I glance at the oversize black shirt I wear.

Well, change, then escape.

I head for the walk-in closet next to the bathroom. Halfway there, a scrap of lace hanging inside it catches my eye.

My stomach bottoms out as, for an instant, I’m filled with dread that some other woman has been here with Memnon.

No, that can’t be right. Can it?

I hate that I care. He and his poor life choices can rot.

Still, my pulse pounds between my ears as I hustle toward the closet, drawn by a horrified fascination at what I might find inside.

Women’s clothing? Weapons? Bodies? Who the fuck knows.

The walk-in closet is about as big as my entire room at the coven. He’s such a rich bitch. Despite the space, there’s not much inside as far as Memnon’s clothes go. I see a handful of suits hanging up as well as some folded shirts and pants on the shelves.

Not that I’m paying much attention to those.

My eyes are pinned to that single scrap of lace, which now that I’m closer looks like a slip dress. I reach for it, my stomach plummeting at the thought of someone else wearing this around Memnon until I notice it has a tag still attached.

I exhale, my breath shaky. Okay, so it’s not some mystery woman’s. What a relief. For her, of course. Best not to get within striking distance of this dude.

Letting it go, I tug out another dress. This too has a tag still attached.

All the women’s clothes seem to have tags.

They’re also all roughly my size.

These are meant for me, I realize.

That really shouldn’t stun me—Memnon intends to marry me, after all. Still, this is…a lot.

An old feeling, one that belongs to Roxilana, rises.

This would’ve won her over. Easily.

Before Memnon took her away and married her, she had little to her name. Even for me, independent though I am, being doted on is alluring.

This is blood money, Selene. And the price is letting the asshole get his way.

Dicks will sprout wings before that happens.

I stare at the clothes a moment longer. I do have to get dressed, I concede. I rifle through the women’s clothing until I find a pair of jeans and a simple white shirt.

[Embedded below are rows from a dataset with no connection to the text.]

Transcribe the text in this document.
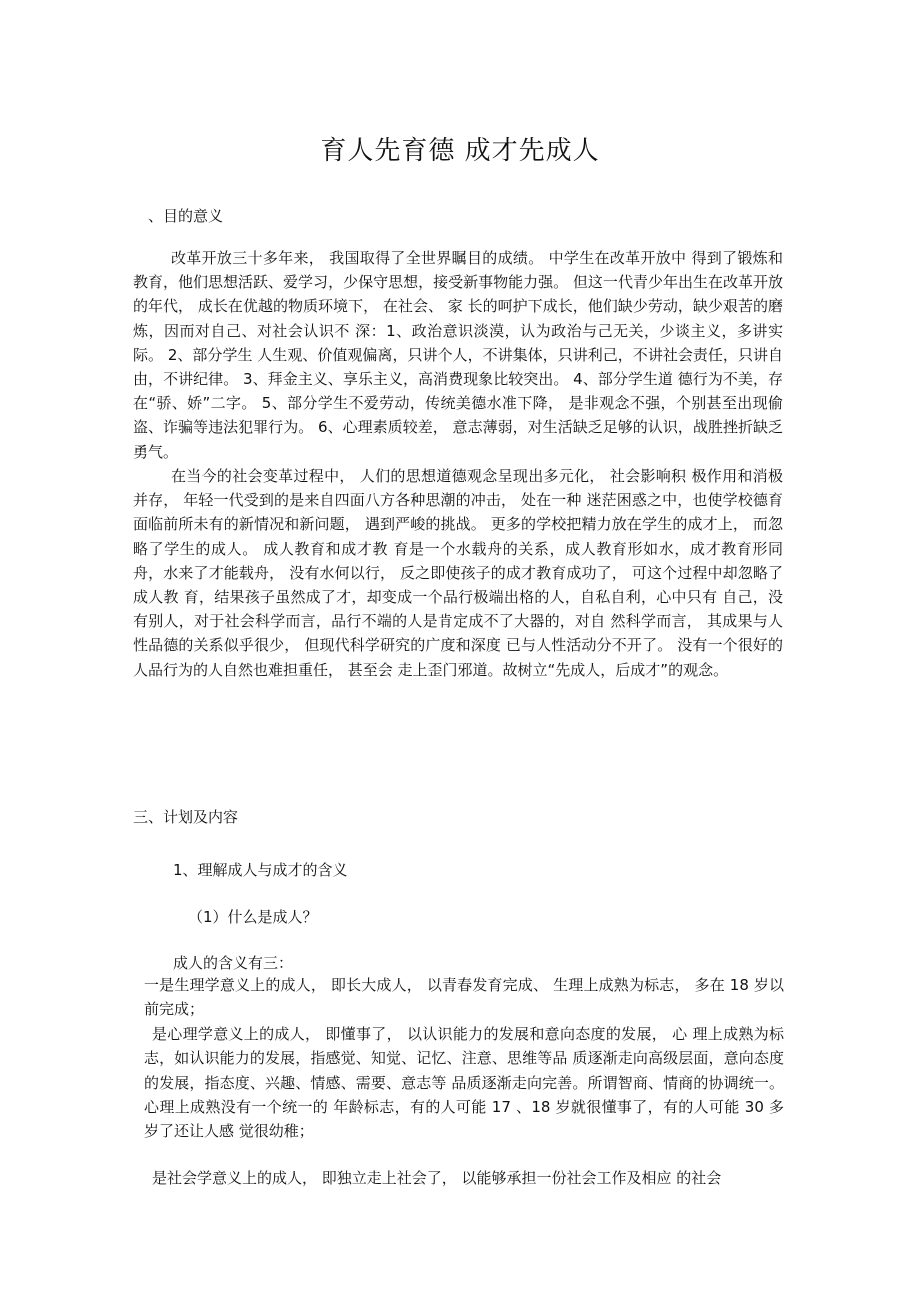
育人先育德 成才先成人
、目的意义

改革开放三十多年来， 我国取得了全世界瞩目的成绩。 中学生在改革开放中 得到了锻炼和教育，他们思想活跃、爱学习，少保守思想，接受新事物能力强。 但这一代青少年出生在改革开放的年代， 成长在优越的物质环境下， 在社会、 家 长的呵护下成长，他们缺少劳动，缺少艰苦的磨炼，因而对自己、对社会认识不 深：1、政治意识淡漠，认为政治与己无关，少谈主义，多讲实际。 2、部分学生 人生观、价值观偏离，只讲个人，不讲集体，只讲利己，不讲社会责任，只讲自 由，不讲纪律。 3、拜金主义、享乐主义，高消费现象比较突出。 4、部分学生道 德行为不美，存在“骄、娇”二字。 5、部分学生不爱劳动，传统美德水准下降， 是非观念不强，个别甚至出现偷盗、诈骗等违法犯罪行为。 6、心理素质较差， 意志薄弱，对生活缺乏足够的认识，战胜挫折缺乏勇气。

在当今的社会变革过程中， 人们的思想道德观念呈现出多元化， 社会影响积 极作用和消极并存， 年轻一代受到的是来自四面八方各种思潮的冲击， 处在一种 迷茫困惑之中，也使学校德育面临前所未有的新情况和新问题， 遇到严峻的挑战。 更多的学校把精力放在学生的成才上， 而忽略了学生的成人。 成人教育和成才教 育是一个水载舟的关系，成人教育形如水，成才教育形同舟，水来了才能载舟， 没有水何以行， 反之即使孩子的成才教育成功了， 可这个过程中却忽略了成人教 育，结果孩子虽然成了才，却变成一个品行极端出格的人，自私自利，心中只有 自己，没有别人，对于社会科学而言，品行不端的人是肯定成不了大器的，对自 然科学而言， 其成果与人性品德的关系似乎很少， 但现代科学研究的广度和深度 已与人性活动分不开了。 没有一个很好的人品行为的人自然也难担重任， 甚至会 走上歪门邪道。故树立“先成人，后成才”的观念。

三、计划及内容
1、理解成人与成才的含义
（1）什么是成人？

成人的含义有三：

一是生理学意义上的成人， 即长大成人， 以青春发育完成、 生理上成熟为标志， 多在 18 岁以前完成；

是心理学意义上的成人， 即懂事了， 以认识能力的发展和意向态度的发展， 心 理上成熟为标志，如认识能力的发展，指感觉、知觉、记忆、注意、思维等品 质逐渐走向高级层面，意向态度的发展，指态度、兴趣、情感、需要、意志等 品质逐渐走向完善。所谓智商、情商的协调统一。心理上成熟没有一个统一的 年龄标志，有的人可能 17 、18 岁就很懂事了，有的人可能 30 多岁了还让人感 觉很幼稚；

是社会学意义上的成人， 即独立走上社会了， 以能够承担一份社会工作及相应 的社会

Goddess, forgive me for taking from the devil.

On a shoe rack below, there are three different pairs of shoes in my size, one of which happens to be a set of Doc Martens.

I grab the combat boots.

Forgive me, Goddess, for taking these too. And for keeping them.

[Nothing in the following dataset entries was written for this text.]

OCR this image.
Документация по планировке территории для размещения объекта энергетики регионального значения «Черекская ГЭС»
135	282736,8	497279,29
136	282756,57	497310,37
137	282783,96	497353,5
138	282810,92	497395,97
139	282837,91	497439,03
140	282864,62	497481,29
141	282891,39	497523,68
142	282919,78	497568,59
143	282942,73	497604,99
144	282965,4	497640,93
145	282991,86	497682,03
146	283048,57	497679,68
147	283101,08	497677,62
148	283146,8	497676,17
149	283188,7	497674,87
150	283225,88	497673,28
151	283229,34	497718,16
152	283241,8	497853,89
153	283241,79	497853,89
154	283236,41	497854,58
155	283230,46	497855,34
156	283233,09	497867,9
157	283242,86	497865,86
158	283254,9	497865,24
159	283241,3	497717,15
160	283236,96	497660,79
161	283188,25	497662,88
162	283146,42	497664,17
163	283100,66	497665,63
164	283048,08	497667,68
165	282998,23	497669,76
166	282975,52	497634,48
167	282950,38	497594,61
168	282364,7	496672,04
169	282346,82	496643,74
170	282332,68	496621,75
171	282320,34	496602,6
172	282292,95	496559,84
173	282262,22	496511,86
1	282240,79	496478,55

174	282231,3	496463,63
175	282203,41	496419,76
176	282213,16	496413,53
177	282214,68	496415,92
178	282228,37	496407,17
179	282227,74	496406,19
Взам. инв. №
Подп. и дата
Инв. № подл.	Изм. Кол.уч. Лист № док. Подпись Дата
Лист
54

I mean, it’s not every day one gets new Doc Martens.

Grabbing the items, I head into the bathroom and quickly pull on the clothes, my agitation growing. I don’t know where Memnon is, but the time I have before he returns is limited.

When I straighten, I notice that tucked into the bathroom mirror is a photo. Of me.

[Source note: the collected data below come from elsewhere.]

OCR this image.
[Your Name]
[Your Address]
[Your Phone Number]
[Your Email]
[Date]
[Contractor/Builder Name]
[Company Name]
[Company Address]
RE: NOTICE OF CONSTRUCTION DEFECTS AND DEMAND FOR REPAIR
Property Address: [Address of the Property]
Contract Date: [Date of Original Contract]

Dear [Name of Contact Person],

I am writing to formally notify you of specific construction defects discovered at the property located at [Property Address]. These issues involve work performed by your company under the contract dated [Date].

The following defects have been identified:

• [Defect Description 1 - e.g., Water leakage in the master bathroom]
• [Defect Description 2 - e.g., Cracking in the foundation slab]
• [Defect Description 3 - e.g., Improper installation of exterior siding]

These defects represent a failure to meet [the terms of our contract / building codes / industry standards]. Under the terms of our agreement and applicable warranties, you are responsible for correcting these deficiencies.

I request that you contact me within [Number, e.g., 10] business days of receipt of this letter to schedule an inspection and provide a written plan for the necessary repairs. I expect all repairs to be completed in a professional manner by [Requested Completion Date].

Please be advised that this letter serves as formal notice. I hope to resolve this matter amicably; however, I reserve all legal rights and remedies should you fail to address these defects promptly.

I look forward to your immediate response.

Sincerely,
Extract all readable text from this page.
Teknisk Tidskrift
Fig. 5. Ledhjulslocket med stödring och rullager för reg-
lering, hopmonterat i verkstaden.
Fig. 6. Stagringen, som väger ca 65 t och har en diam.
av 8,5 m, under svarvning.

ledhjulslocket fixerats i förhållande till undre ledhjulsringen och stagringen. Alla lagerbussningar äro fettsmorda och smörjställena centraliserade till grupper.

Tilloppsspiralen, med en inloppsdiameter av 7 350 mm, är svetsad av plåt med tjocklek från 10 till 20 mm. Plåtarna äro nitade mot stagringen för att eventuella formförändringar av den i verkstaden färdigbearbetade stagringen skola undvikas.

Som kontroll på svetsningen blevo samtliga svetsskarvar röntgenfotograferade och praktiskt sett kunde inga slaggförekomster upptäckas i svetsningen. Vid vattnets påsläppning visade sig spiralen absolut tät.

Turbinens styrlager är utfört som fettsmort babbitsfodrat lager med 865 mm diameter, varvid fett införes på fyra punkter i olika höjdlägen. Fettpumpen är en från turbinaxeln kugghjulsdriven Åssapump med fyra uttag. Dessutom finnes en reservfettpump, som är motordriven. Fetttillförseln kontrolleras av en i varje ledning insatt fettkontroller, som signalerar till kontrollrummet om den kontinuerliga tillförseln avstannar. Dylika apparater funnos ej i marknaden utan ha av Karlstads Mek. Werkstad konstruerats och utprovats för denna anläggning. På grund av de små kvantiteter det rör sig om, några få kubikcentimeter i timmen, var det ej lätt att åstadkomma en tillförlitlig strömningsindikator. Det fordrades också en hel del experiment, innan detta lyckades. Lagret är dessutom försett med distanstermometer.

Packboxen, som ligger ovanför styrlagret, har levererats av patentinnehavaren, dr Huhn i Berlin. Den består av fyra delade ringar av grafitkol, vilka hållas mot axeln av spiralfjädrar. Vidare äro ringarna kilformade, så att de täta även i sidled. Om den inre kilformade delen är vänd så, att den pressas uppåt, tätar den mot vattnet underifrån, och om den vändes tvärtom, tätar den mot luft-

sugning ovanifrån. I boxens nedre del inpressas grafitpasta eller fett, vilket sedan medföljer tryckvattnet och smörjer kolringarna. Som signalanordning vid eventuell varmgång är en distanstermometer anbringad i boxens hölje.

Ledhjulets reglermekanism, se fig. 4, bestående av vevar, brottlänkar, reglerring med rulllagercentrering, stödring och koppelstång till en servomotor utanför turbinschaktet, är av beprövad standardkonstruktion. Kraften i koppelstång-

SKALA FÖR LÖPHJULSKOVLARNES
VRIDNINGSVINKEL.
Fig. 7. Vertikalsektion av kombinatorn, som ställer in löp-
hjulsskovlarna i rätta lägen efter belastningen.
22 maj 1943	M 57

In it, I’m clinking a champagne flute with a few people who are off camera. I know from memory that it was taken this last New Year’s Eve, when Sybil and I and a few of her coven sisters were all at an apartment party. It’s an action shot of me, one where I’m genuinely smiling and my eye just happened to catch the camera.

My heart does a funny thing, finding this picture in Memnon’s otherwise bare bathroom, knowing he must’ve taken it from one of my photo albums and placed it here where he’ll see it every day, alongside his own face.

I stride out of the bathroom and snatch up my phone, which rests on one of the bedside tables. It clings to a mere five percent of battery life.

I slip it into my back pocket and survey my surroundings once more.

There’s not much to see in this room, nor was there much to the bathroom and closet. For some reason, I assumed there would be. Memnon is good at playing the game of rulers, and in the modern world, so much of that is owning lots of expensive things. But so far, there’s really not that much that screams self-involved.

I guess my warlord ex is a little too rugged to bother with more creature comforts. That, or he’s still amassing his wealth, one victim at a time.

I need to go, now.

Yet my attention moves to the one place where Memnon has accumulated items: his bookshelf. Without intending to, my feet lead me over to it.

There are books from Pliny the Elder written in their original Latin, alongside the Greek versions of The Iliad, The Odyssey, and Herodotus’s writings, and some ancient poetry. There’s a biography of Nero as well as some histories of Europe, Asia, Africa, and the Americas that span the time frame when Memnon and Roxilana lived.

My eyes move to the lower shelves, where they snag on the familiar spines of my notebooks.